I never spoke much about Toronto. Some things you’d just rather forget and that first period of my life is one of the erasable parts. My dad was always on the move from one job to another. He’d get into some shit or the other, yell at somebody because he was hung-over or be drunk on
the job and screw something up and we’d be on the road to welfare again while he scouted around for another position. My mom and I got used to never having much. Even when he worked we were lucky if he even made it home on pay nights. Yet he’d never let my mother work. Too proud in that old school way that says the man has to be the bread-and-butter winner. Or maybe he was just too scared that she’d find some backbone by making her way in the world and wake up to the realization that he wasn’t an anchor so much as a burden. All her life she never fought back against any of it. She took the slaps, the empty bed at night, the lack of any kind of real security, the death of any dreams she might have had as a young girl, everything.

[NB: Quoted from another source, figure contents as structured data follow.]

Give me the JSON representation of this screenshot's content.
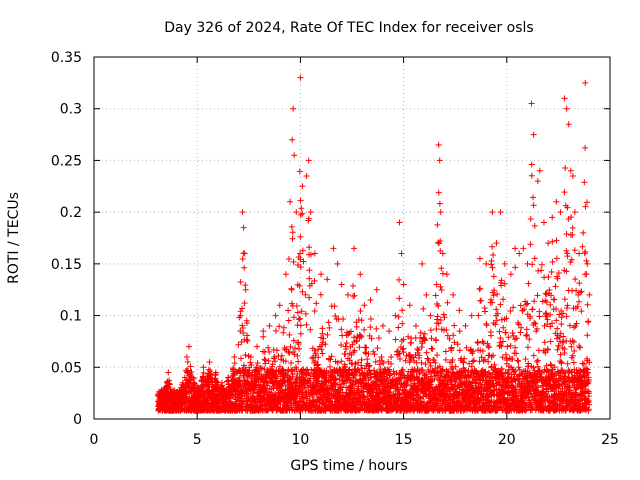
{
  "chart_data": {
    "type": "scatter",
    "title": "Day 326 of 2024, Rate Of TEC Index for receiver osls",
    "xlabel": "GPS time / hours",
    "ylabel": "ROTI / TECUs",
    "xlim": [
      0,
      25
    ],
    "ylim": [
      0,
      0.35
    ],
    "xticks": [
      0,
      5,
      10,
      15,
      20,
      25
    ],
    "yticks": [
      0,
      0.05,
      0.1,
      0.15,
      0.2,
      0.25,
      0.3,
      0.35
    ],
    "xtick_labels": [
      "0",
      "5",
      "10",
      "15",
      "20",
      "25"
    ],
    "ytick_labels": [
      "0",
      "0.05",
      "0.1",
      "0.15",
      "0.2",
      "0.25",
      "0.3",
      "0.35"
    ],
    "grid": true,
    "marker": "+",
    "color": "#ff0000",
    "x_data_range": [
      3.1,
      24.0
    ],
    "series": [
      {
        "name": "ROTI",
        "points": [
          [
            3.2,
            0.015
          ],
          [
            3.3,
            0.022
          ],
          [
            3.4,
            0.018
          ],
          [
            3.5,
            0.03
          ],
          [
            3.6,
            0.045
          ],
          [
            3.7,
            0.025
          ],
          [
            4.0,
            0.02
          ],
          [
            4.3,
            0.035
          ],
          [
            4.5,
            0.06
          ],
          [
            4.6,
            0.07
          ],
          [
            4.8,
            0.04
          ],
          [
            5.0,
            0.03
          ],
          [
            5.3,
            0.05
          ],
          [
            5.6,
            0.055
          ],
          [
            5.9,
            0.045
          ],
          [
            6.2,
            0.035
          ],
          [
            6.5,
            0.04
          ],
          [
            6.8,
            0.06
          ],
          [
            7.1,
            0.1
          ],
          [
            7.2,
            0.2
          ],
          [
            7.25,
            0.185
          ],
          [
            7.3,
            0.16
          ],
          [
            7.35,
            0.125
          ],
          [
            7.4,
            0.095
          ],
          [
            7.6,
            0.06
          ],
          [
            7.9,
            0.07
          ],
          [
            8.2,
            0.085
          ],
          [
            8.5,
            0.09
          ],
          [
            8.8,
            0.1
          ],
          [
            9.0,
            0.11
          ],
          [
            9.3,
            0.14
          ],
          [
            9.5,
            0.21
          ],
          [
            9.6,
            0.27
          ],
          [
            9.65,
            0.3
          ],
          [
            9.7,
            0.255
          ],
          [
            9.8,
            0.2
          ],
          [
            10.0,
            0.33
          ],
          [
            10.1,
            0.225
          ],
          [
            10.3,
            0.235
          ],
          [
            10.4,
            0.25
          ],
          [
            10.5,
            0.2
          ],
          [
            10.7,
            0.16
          ],
          [
            11.0,
            0.14
          ],
          [
            11.3,
            0.135
          ],
          [
            11.6,
            0.165
          ],
          [
            11.8,
            0.15
          ],
          [
            12.0,
            0.13
          ],
          [
            12.3,
            0.12
          ],
          [
            12.6,
            0.165
          ],
          [
            12.9,
            0.14
          ],
          [
            13.1,
            0.11
          ],
          [
            13.4,
            0.115
          ],
          [
            13.7,
            0.125
          ],
          [
            14.0,
            0.09
          ],
          [
            14.3,
            0.085
          ],
          [
            14.6,
            0.1
          ],
          [
            14.8,
            0.19
          ],
          [
            14.9,
            0.16
          ],
          [
            15.0,
            0.13
          ],
          [
            15.3,
            0.11
          ],
          [
            15.6,
            0.09
          ],
          [
            15.9,
            0.15
          ],
          [
            16.1,
            0.12
          ],
          [
            16.3,
            0.1
          ],
          [
            16.6,
            0.13
          ],
          [
            16.7,
            0.265
          ],
          [
            16.75,
            0.25
          ],
          [
            16.8,
            0.2
          ],
          [
            16.9,
            0.16
          ],
          [
            17.1,
            0.14
          ],
          [
            17.4,
            0.12
          ],
          [
            17.7,
            0.105
          ],
          [
            18.0,
            0.09
          ],
          [
            18.3,
            0.1
          ],
          [
            18.7,
            0.155
          ],
          [
            19.0,
            0.15
          ],
          [
            19.3,
            0.2
          ],
          [
            19.5,
            0.17
          ],
          [
            19.7,
            0.2
          ],
          [
            19.9,
            0.15
          ],
          [
            20.2,
            0.14
          ],
          [
            20.4,
            0.165
          ],
          [
            20.6,
            0.16
          ],
          [
            20.8,
            0.165
          ],
          [
            21.0,
            0.15
          ],
          [
            21.2,
            0.305
          ],
          [
            21.3,
            0.275
          ],
          [
            21.5,
            0.23
          ],
          [
            21.6,
            0.24
          ],
          [
            21.8,
            0.19
          ],
          [
            22.0,
            0.17
          ],
          [
            22.2,
            0.195
          ],
          [
            22.4,
            0.21
          ],
          [
            22.6,
            0.2
          ],
          [
            22.8,
            0.31
          ],
          [
            22.9,
            0.3
          ],
          [
            23.0,
            0.285
          ],
          [
            23.1,
            0.24
          ],
          [
            23.2,
            0.235
          ],
          [
            23.3,
            0.2
          ],
          [
            23.5,
            0.16
          ],
          [
            23.7,
            0.18
          ],
          [
            23.8,
            0.325
          ],
          [
            23.9,
            0.15
          ],
          [
            24.0,
            0.12
          ]
        ]
      }
    ]
  }
}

Instead, she defended him, lied for him, covered up. And suffered. I’ve hated cowards ever since. She even drank with him for a while. That was charming, coming home to two drunk parents instead of just one. Luckily, she didn’t have the constitution for it and she quit. No one could keep up with my father. People would say “Let’s go out for a couple” and they’d be thinking a couple of beers and my father would be thinking a couple of weeks. Anyway, we got used to living on next to nothing and moving around from flea-bag house to flea-bag house. A city the size of Toronto is perfect for men like my father. You can live as anonymously as you need to, pull the hustle and bustle around you like a cloak and lose yourself in the traffic jam of lives. I must have gone to eight different schools by the time I hit Mildmay.